MTZehvor said:
1) The point of the Dark World is, as mentioned before, having a familiar environment that is more dangerous and "fear inducing," so to speak. Ideally, a dark world is creating a more oppressive, twisted version of places you've already visited. Navigating should be made more difficult by the more dangerous enemies and hazardous environment, not by setting up artifical roadblocks. 3) A context sensitive button pops up whenever you interact with context specific motion controlled actions outside of grapple beam (which I would leave the same as is; just press a button whenever you see the symbol), so that point is moot regardless. Since immersion gets broken either way; it's more about the degree to which immersion is broken. I'd much rather a quick, momentary break in immersion rather than seeing the same button, and then having to wave my hands back and forth (and, by extension, extending the immersion breaking process for another 5 or so seconds). Ideally, none of these things context specific actions would exist in the first place. I get the sense (considering they're unique to Corruption) that they exist for the sake of showing off the Wii's motion control abilities, which is a shame. |
1. What you are suggesting (a much more dangerous dark world), gamers would actively avoid, especially if there is no difference in navigation between the areas. Just getting in and right out of the dark world as quick as posible. With the portals too close to goals, and players have no incentive to explore the dark world. Making the portals too far from goals would just create unnecessary difficulty spikes that players would hate. If you want an entire dark world the exact same, it would be better achieved with just one world, and then some sort of global event which changed the entire world to "darkness". That would then be something gamers would have to play through, but also when they are more powerful and experienced later in the game.
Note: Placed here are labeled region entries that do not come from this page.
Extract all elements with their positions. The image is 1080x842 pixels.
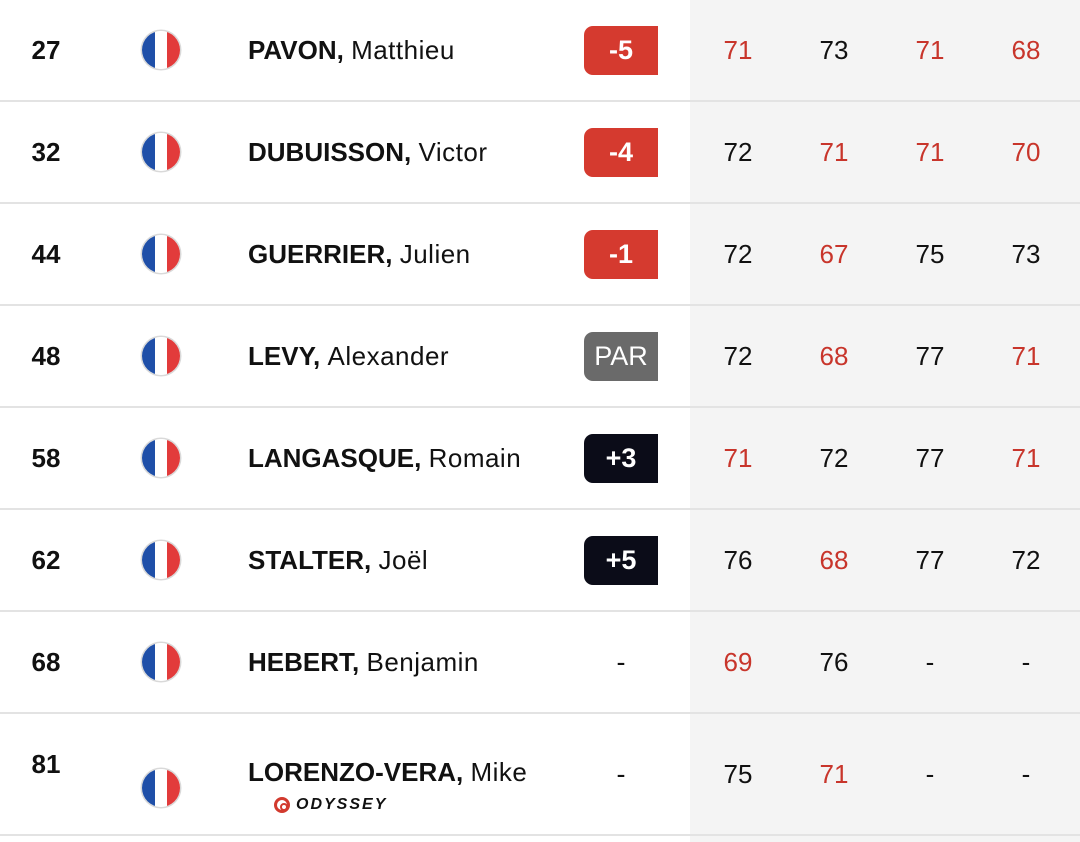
round-2-score: 67 bbox=[819, 239, 849, 269]
odyssey-logo-icon bbox=[274, 797, 290, 813]
player-first-name: Victor bbox=[418, 137, 488, 167]
round-2-score: 68 bbox=[819, 341, 849, 371]
round-4-score: - bbox=[1021, 647, 1031, 677]
round-1-score: 76 bbox=[723, 545, 753, 575]
round-4-score: 71 bbox=[1011, 443, 1041, 473]
player-last-name: LEVY, bbox=[248, 341, 321, 371]
player-first-name: Alexander bbox=[327, 341, 450, 371]
to-par-badge: - bbox=[616, 759, 626, 789]
round-3-score: 75 bbox=[915, 239, 945, 269]
france-flag-icon bbox=[142, 133, 180, 171]
position: 62 bbox=[31, 545, 61, 575]
position: 32 bbox=[31, 137, 61, 167]
round-2-score: 72 bbox=[819, 443, 849, 473]
player-row[interactable]: 48 LEVY, Alexander PAR 72 68 77 71 bbox=[0, 306, 1080, 408]
france-flag-icon bbox=[142, 337, 180, 375]
france-flag-icon bbox=[142, 439, 180, 477]
position: 48 bbox=[31, 341, 61, 371]
player-name[interactable]: GUERRIER, Julien bbox=[248, 204, 471, 304]
round-2-score: 71 bbox=[819, 137, 849, 167]
round-1-score: 72 bbox=[723, 341, 753, 371]
player-name[interactable]: LANGASQUE, Romain bbox=[248, 408, 521, 508]
round-1-score: 72 bbox=[723, 137, 753, 167]
rounds-column-background bbox=[690, 0, 1080, 842]
player-row[interactable]: 32 DUBUISSON, Victor -4 72 71 71 70 bbox=[0, 102, 1080, 204]
round-3-score: 71 bbox=[915, 35, 945, 65]
round-2-score: 71 bbox=[819, 759, 849, 789]
round-3-score: 77 bbox=[915, 545, 945, 575]
player-row[interactable]: 81 LORENZO-VERA, Mike ODYSSEY - 75 71 - - bbox=[0, 714, 1080, 836]
to-par-badge: +3 bbox=[584, 434, 658, 483]
round-1-score: 69 bbox=[723, 647, 753, 677]
to-par-badge: -1 bbox=[584, 230, 658, 279]
player-last-name: STALTER, bbox=[248, 545, 372, 575]
round-3-score: - bbox=[925, 647, 935, 677]
round-4-score: 70 bbox=[1011, 137, 1041, 167]
round-1-score: 71 bbox=[723, 443, 753, 473]
player-last-name: PAVON, bbox=[248, 35, 344, 65]
to-par-badge: -5 bbox=[584, 26, 658, 75]
player-last-name: DUBUISSON, bbox=[248, 137, 412, 167]
player-name[interactable]: HEBERT, Benjamin bbox=[248, 612, 479, 712]
player-last-name: LORENZO-VERA, bbox=[248, 757, 464, 787]
player-row[interactable]: 44 GUERRIER, Julien -1 72 67 75 73 bbox=[0, 204, 1080, 306]
round-1-score: 72 bbox=[723, 239, 753, 269]
player-last-name: HEBERT, bbox=[248, 647, 360, 677]
position: 81 bbox=[31, 749, 61, 779]
player-first-name: Joël bbox=[378, 545, 429, 575]
france-flag-icon bbox=[142, 643, 180, 681]
player-row[interactable]: 27 PAVON, Matthieu -5 71 73 71 68 bbox=[0, 0, 1080, 102]
round-3-score: 77 bbox=[915, 341, 945, 371]
player-last-name: LANGASQUE, bbox=[248, 443, 422, 473]
player-name[interactable]: STALTER, Joël bbox=[248, 510, 428, 610]
player-name[interactable]: LEVY, Alexander bbox=[248, 306, 449, 406]
round-4-score: 72 bbox=[1011, 545, 1041, 575]
player-first-name: Matthieu bbox=[351, 35, 455, 65]
round-2-score: 73 bbox=[819, 35, 849, 65]
france-flag-icon bbox=[142, 235, 180, 273]
player-row[interactable]: 58 LANGASQUE, Romain +3 71 72 77 71 bbox=[0, 408, 1080, 510]
round-3-score: - bbox=[925, 759, 935, 789]
round-1-score: 75 bbox=[723, 759, 753, 789]
round-4-score: 68 bbox=[1011, 35, 1041, 65]
position: 27 bbox=[31, 35, 61, 65]
to-par-badge: -4 bbox=[584, 128, 658, 177]
player-row[interactable]: 62 STALTER, Joël +5 76 68 77 72 bbox=[0, 510, 1080, 612]
position: 44 bbox=[31, 239, 61, 269]
round-2-score: 68 bbox=[819, 545, 849, 575]
player-name[interactable]: DUBUISSON, Victor bbox=[248, 102, 487, 202]
sponsor-name: ODYSSEY bbox=[296, 796, 388, 813]
player-name[interactable]: PAVON, Matthieu bbox=[248, 0, 455, 100]
position: 58 bbox=[31, 443, 61, 473]
round-4-score: - bbox=[1021, 759, 1031, 789]
france-flag-icon bbox=[142, 769, 180, 807]
player-first-name: Romain bbox=[428, 443, 522, 473]
to-par-badge: +5 bbox=[584, 536, 658, 585]
round-1-score: 71 bbox=[723, 35, 753, 65]
player-row[interactable]: 68 HEBERT, Benjamin - 69 76 - - bbox=[0, 612, 1080, 714]
to-par-badge: - bbox=[616, 647, 626, 677]
sponsor-logo: ODYSSEY bbox=[274, 796, 387, 814]
france-flag-icon bbox=[142, 31, 180, 69]
player-name[interactable]: LORENZO-VERA, Mike bbox=[248, 752, 527, 792]
player-first-name: Benjamin bbox=[366, 647, 479, 677]
round-3-score: 71 bbox=[915, 137, 945, 167]
france-flag-icon bbox=[142, 541, 180, 579]
round-2-score: 76 bbox=[819, 647, 849, 677]
to-par-badge: PAR bbox=[584, 332, 658, 381]
round-4-score: 71 bbox=[1011, 341, 1041, 371]
player-last-name: GUERRIER, bbox=[248, 239, 393, 269]
round-4-score: 73 bbox=[1011, 239, 1041, 269]
player-first-name: Julien bbox=[399, 239, 471, 269]
round-3-score: 77 bbox=[915, 443, 945, 473]
player-first-name: Mike bbox=[470, 757, 528, 787]
position: 68 bbox=[31, 647, 61, 677]
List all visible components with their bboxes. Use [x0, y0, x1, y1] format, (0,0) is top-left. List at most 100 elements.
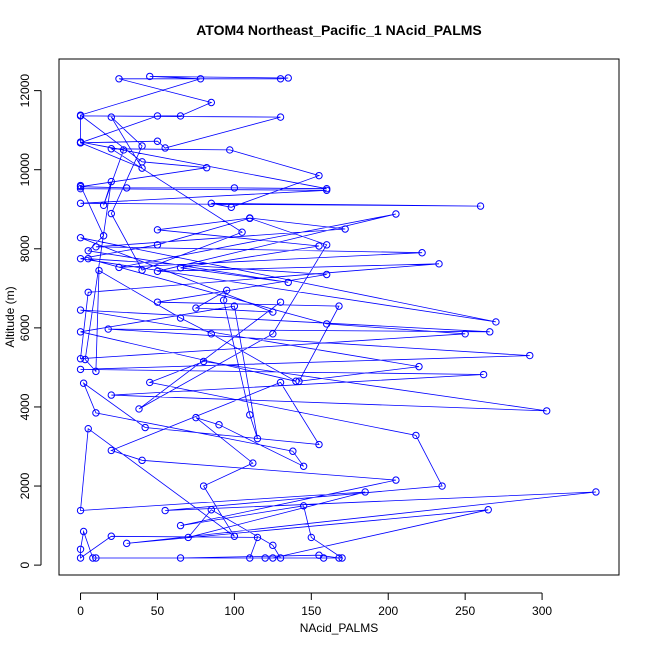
data-point — [138, 158, 146, 166]
data-point — [476, 202, 485, 210]
data-point — [479, 370, 488, 379]
data-point — [412, 431, 420, 440]
data-point — [319, 554, 328, 562]
data-point — [335, 554, 343, 562]
data-point — [99, 232, 108, 240]
data-point — [107, 113, 116, 121]
data-point — [322, 320, 331, 328]
data-point — [196, 75, 205, 83]
data-point — [269, 330, 277, 338]
data-point — [76, 199, 85, 208]
data-point — [315, 171, 323, 180]
data-point — [138, 266, 146, 274]
data-point — [269, 308, 277, 316]
data-point — [107, 145, 116, 153]
x-tick-label: 150 — [301, 604, 321, 618]
data-point — [122, 539, 131, 548]
data-point — [176, 112, 185, 120]
y-axis: 0 2000 4000 6000 8000 10000 12000 — [18, 74, 42, 568]
data-point — [338, 554, 346, 562]
data-point — [153, 267, 162, 276]
data-point — [207, 98, 216, 107]
data-point — [284, 74, 292, 82]
data-point — [215, 421, 223, 429]
data-point — [76, 365, 85, 374]
data-point — [184, 533, 192, 542]
data-point — [526, 351, 534, 360]
series-layer — [76, 72, 600, 562]
x-axis-label: NAcid_PALMS — [300, 621, 378, 635]
data-point — [246, 554, 254, 562]
data-point — [219, 296, 228, 304]
data-point — [79, 527, 88, 536]
data-point — [230, 532, 239, 540]
data-point — [299, 462, 308, 470]
data-point — [335, 302, 343, 310]
x-tick-label: 50 — [151, 604, 165, 618]
data-point — [76, 506, 85, 515]
data-point — [107, 532, 116, 540]
data-point — [253, 434, 262, 443]
data-point — [76, 111, 85, 119]
data-point — [315, 242, 323, 250]
data-point — [299, 502, 308, 510]
x-tick-label: 200 — [378, 604, 398, 618]
data-point — [199, 357, 208, 366]
data-point — [284, 278, 292, 287]
data-point — [307, 533, 316, 542]
data-point — [249, 459, 257, 467]
data-point — [289, 447, 297, 455]
data-point — [269, 554, 277, 562]
data-point — [392, 476, 400, 484]
data-point — [461, 330, 469, 338]
series-line — [79, 76, 596, 559]
data-point — [115, 75, 123, 83]
data-point — [76, 545, 85, 553]
data-point — [253, 533, 262, 542]
data-point — [226, 146, 234, 154]
data-point — [238, 228, 246, 236]
data-point — [322, 241, 331, 249]
data-point — [341, 225, 349, 233]
data-point — [192, 413, 200, 422]
data-point — [435, 260, 443, 268]
data-point — [79, 379, 88, 387]
data-point — [176, 521, 185, 530]
data-point — [76, 138, 85, 146]
data-point — [153, 298, 162, 306]
data-point — [222, 286, 231, 295]
data-point — [115, 263, 123, 272]
data-point — [418, 249, 426, 257]
data-point — [153, 112, 162, 120]
data-point — [276, 298, 285, 306]
data-point — [95, 266, 103, 275]
data-point — [592, 488, 600, 496]
data-point — [153, 137, 162, 145]
data-point — [392, 210, 400, 218]
data-point — [227, 203, 236, 211]
y-axis-label: Altitude (m) — [3, 286, 17, 347]
data-point — [486, 328, 494, 336]
y-tick-label: 8000 — [18, 235, 32, 262]
data-point — [76, 254, 85, 263]
y-tick-label: 12000 — [18, 74, 32, 108]
data-point — [207, 506, 216, 514]
data-point — [176, 554, 185, 562]
x-axis: 0 50 100 150 200 250 300 — [77, 592, 552, 618]
data-point — [92, 243, 100, 251]
data-point — [107, 209, 116, 218]
data-point — [230, 302, 239, 310]
y-tick-label: 10000 — [18, 153, 32, 187]
data-point — [207, 199, 216, 208]
data-point — [246, 411, 254, 419]
data-point — [492, 318, 500, 326]
data-point — [315, 440, 323, 449]
data-point — [76, 184, 85, 193]
data-point — [107, 177, 116, 186]
data-point — [207, 330, 216, 338]
x-tick-label: 0 — [77, 604, 84, 618]
y-tick-label: 4000 — [18, 393, 32, 420]
data-point — [153, 241, 162, 249]
x-tick-label: 250 — [455, 604, 475, 618]
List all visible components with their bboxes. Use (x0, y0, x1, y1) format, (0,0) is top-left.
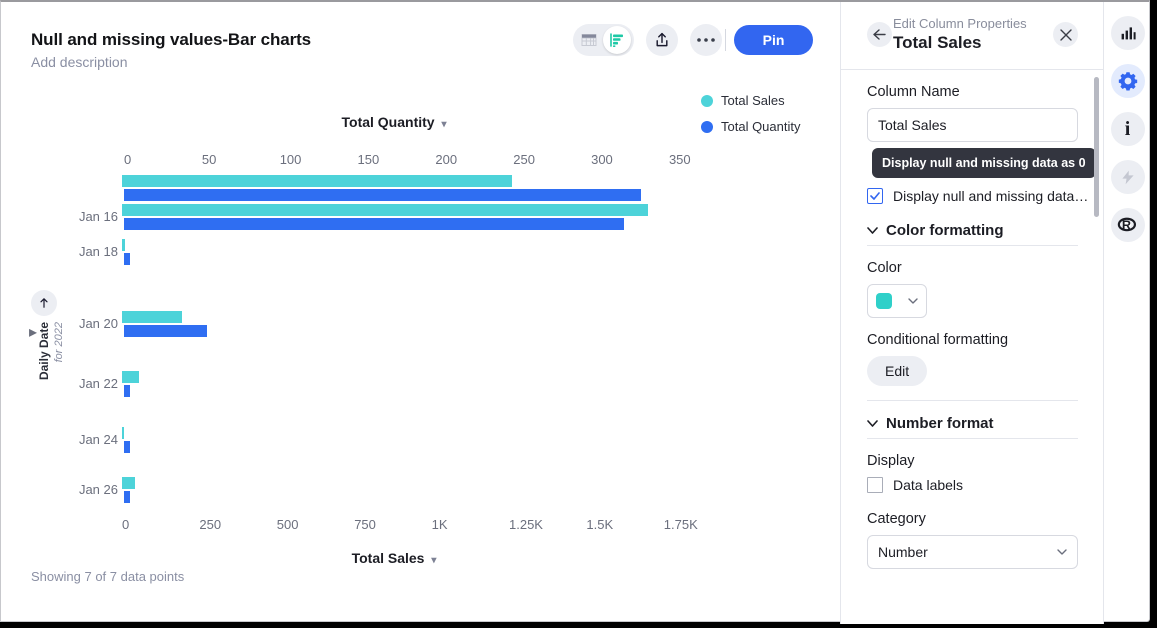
svg-text:R: R (1121, 218, 1130, 232)
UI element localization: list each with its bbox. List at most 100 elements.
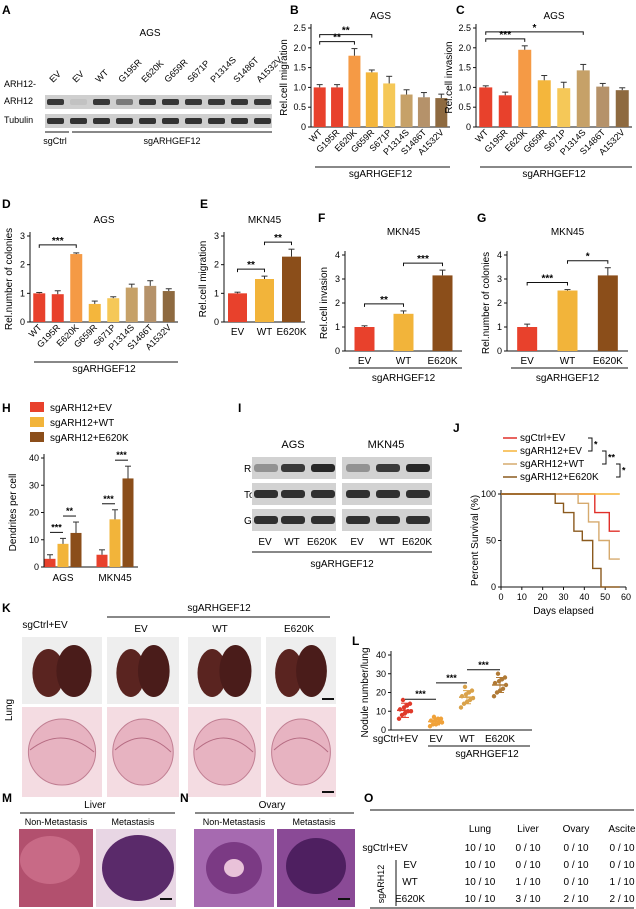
chart-c-bar <box>615 90 629 127</box>
chart-b-ytick-label: 2.5 <box>293 23 306 33</box>
panel-i-band <box>281 516 305 524</box>
table-o-cell: 0 / 10 <box>515 860 540 871</box>
chart-f-ytick-label: 2 <box>335 298 340 308</box>
panel-a-group-sg: sgARHGEF12 <box>143 136 200 146</box>
chart-j-survival-line <box>501 493 620 588</box>
blot-tubulin-band <box>47 118 64 124</box>
panel-i-lane-label: E620K <box>402 537 432 548</box>
chart-g-bar <box>517 327 538 351</box>
table-o-cell: 0 / 10 <box>609 860 634 871</box>
chart-j-xlabel: Days elapsed <box>533 606 594 617</box>
lung-lobe-left <box>275 649 304 697</box>
panel-letter-e: E <box>200 197 208 211</box>
chart-f-title: MKN45 <box>387 227 421 238</box>
chart-f-bar <box>393 313 414 351</box>
chart-e-bar <box>282 256 301 322</box>
blot-arh12-band <box>93 99 110 105</box>
chart-b-bar <box>417 97 430 127</box>
panel-letter-g: G <box>477 211 486 225</box>
panel-n-col-non: Non-Metastasis <box>203 817 266 827</box>
panel-i-lane-label: EV <box>258 537 272 548</box>
chart-d-ylabel: Rel.number of colonies <box>4 228 15 330</box>
chart-b-bar <box>435 98 448 127</box>
lung-histology-fold <box>195 737 254 753</box>
chart-c-group-label: sgARHGEF12 <box>522 169 586 180</box>
lung-histology-section <box>27 718 97 786</box>
panel-a-group-ctrl: sgCtrl <box>43 136 67 146</box>
lung-histology-section <box>112 718 174 786</box>
panel-letter-l: L <box>352 634 359 648</box>
chart-h-category-label: AGS <box>52 573 73 584</box>
panel-i: I AGS MKN45 RhoA-GTP Total RhoA GAPDH EV… <box>238 401 432 570</box>
table-o-cell: 0 / 10 <box>515 843 540 854</box>
panel-m-title: Liver <box>84 800 106 811</box>
chart-f-bar <box>354 327 375 351</box>
chart-h-ylabel: Dendrites per cell <box>8 474 19 552</box>
chart-b-group-label: sgARHGEF12 <box>349 169 413 180</box>
chart-j-xtick-label: 60 <box>621 592 631 602</box>
chart-j-xtick-label: 20 <box>538 592 548 602</box>
chart-g-title: MKN45 <box>551 227 585 238</box>
panel-i-band <box>254 490 278 498</box>
chart-b-significance-bracket <box>319 41 355 45</box>
chart-h-ytick-label: 0 <box>34 562 39 572</box>
blot-tubulin-strip <box>45 114 272 128</box>
table-o-header: Ascite <box>608 824 636 835</box>
chart-d-ytick-label: 1 <box>20 288 25 298</box>
panel-n-images <box>194 829 355 907</box>
blot-arh12-band <box>139 99 156 105</box>
chart-f-significance-label: ** <box>380 295 388 306</box>
panel-a-lane-label: E620K <box>139 58 165 84</box>
chart-g-ytick-label: 3 <box>497 274 502 284</box>
chart-h-significance-label: ** <box>66 506 74 516</box>
chart-h-ytick-label: 30 <box>29 480 39 490</box>
chart-l-point <box>396 716 402 721</box>
lung-lobe-right <box>137 645 170 697</box>
panel-i-band <box>406 516 430 524</box>
chart-e-category-label: EV <box>231 327 245 338</box>
chart-g-significance-bracket <box>526 282 568 286</box>
lung-lobe-left <box>32 649 65 697</box>
chart-f-ytick-label: 1 <box>335 322 340 332</box>
chart-j-sig-1-label: * <box>594 440 598 450</box>
chart-c-significance-label: *** <box>499 30 511 41</box>
table-o-row-label: EV <box>403 860 417 871</box>
chart-f-category-label: E620K <box>427 356 457 367</box>
chart-h-ytick-label: 40 <box>29 453 39 463</box>
chart-j-legend-label: sgCtrl+EV <box>520 433 566 444</box>
chart-b-bar <box>331 87 344 127</box>
blot-tubulin-band <box>116 118 133 124</box>
table-o-group-label: sgARH12 <box>376 865 386 904</box>
chart-e-ytick-label: 2 <box>214 260 219 270</box>
panel-i-band <box>311 516 335 524</box>
chart-g-category-label: WT <box>560 356 576 367</box>
chart-g-ytick-label: 4 <box>497 250 502 260</box>
blot-arh12-band <box>231 99 248 105</box>
panel-i-cell-ags: AGS <box>281 439 304 451</box>
chart-j-sig-2-label: ** <box>608 453 616 463</box>
panel-m-col-non: Non-Metastasis <box>25 817 88 827</box>
chart-d-bar <box>125 287 138 322</box>
table-o-header: Liver <box>517 824 539 835</box>
table-o-cell: 10 / 10 <box>465 860 496 871</box>
panel-a-lane-label: WT <box>93 67 110 84</box>
panel-k-col-ctrl: sgCtrl+EV <box>22 620 68 631</box>
chart-j-legend-label: sgARH12+E620K <box>520 472 599 483</box>
chart-g: MKN45 0 1 2 3 4 Rel.number of colonies EV WT E620… <box>481 227 628 384</box>
chart-f: MKN45 0 1 2 3 4 Rel.cell invasion EV WT E620K sgAR… <box>319 227 462 384</box>
chart-g-ytick-label: 2 <box>497 298 502 308</box>
chart-e-category-label: WT <box>257 327 273 338</box>
table-o-cell: 2 / 10 <box>609 894 634 905</box>
panel-i-band <box>376 490 400 498</box>
legend-label-wt: sgARH12+WT <box>50 418 114 429</box>
table-o-cell: 10 / 10 <box>465 843 496 854</box>
blot-arh12-strip <box>45 95 272 109</box>
panel-i-band <box>281 490 305 498</box>
panel-k-col-e620k: E620K <box>284 624 314 635</box>
chart-d-bar <box>33 293 46 322</box>
blot-tubulin-band <box>231 118 248 124</box>
panel-h: H sgARH12+EV sgARH12+WT sgARH12+E620K 0 1… <box>2 401 138 584</box>
panel-k-col-wt: WT <box>212 624 228 635</box>
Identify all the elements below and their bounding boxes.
The way it was designed maintains the difficulty curve, maintains the incentive to explore, and makes the player think about what they need to do to achieve their goals.
3. With motion controls, I am actualy involved in the game. A button press followed by a player character performing a series of actions (like replacing energy cells) is basically just an immersion breaking (short) cut scene. I will take the motion controls over that any day if the goal is to maintain immersion.
Ultimately, your point on this was that losing immersion was bad. Personally, I don't care if a game is immersive. I care if it is fun. I had a ton of fun with the motion controls on this game. The grappling beam was especially satisfiying. There is nothing inherently wrong with context specific actions. They allow some of the coolest actions in games. Resident Evil 4 springs to mind. Jumping through windows, kicking open doors, and kicking or suplexing enemies where all awesome things done through context sensitive controls. They all broke immersion to do it, but it was a heck of a lot of fun.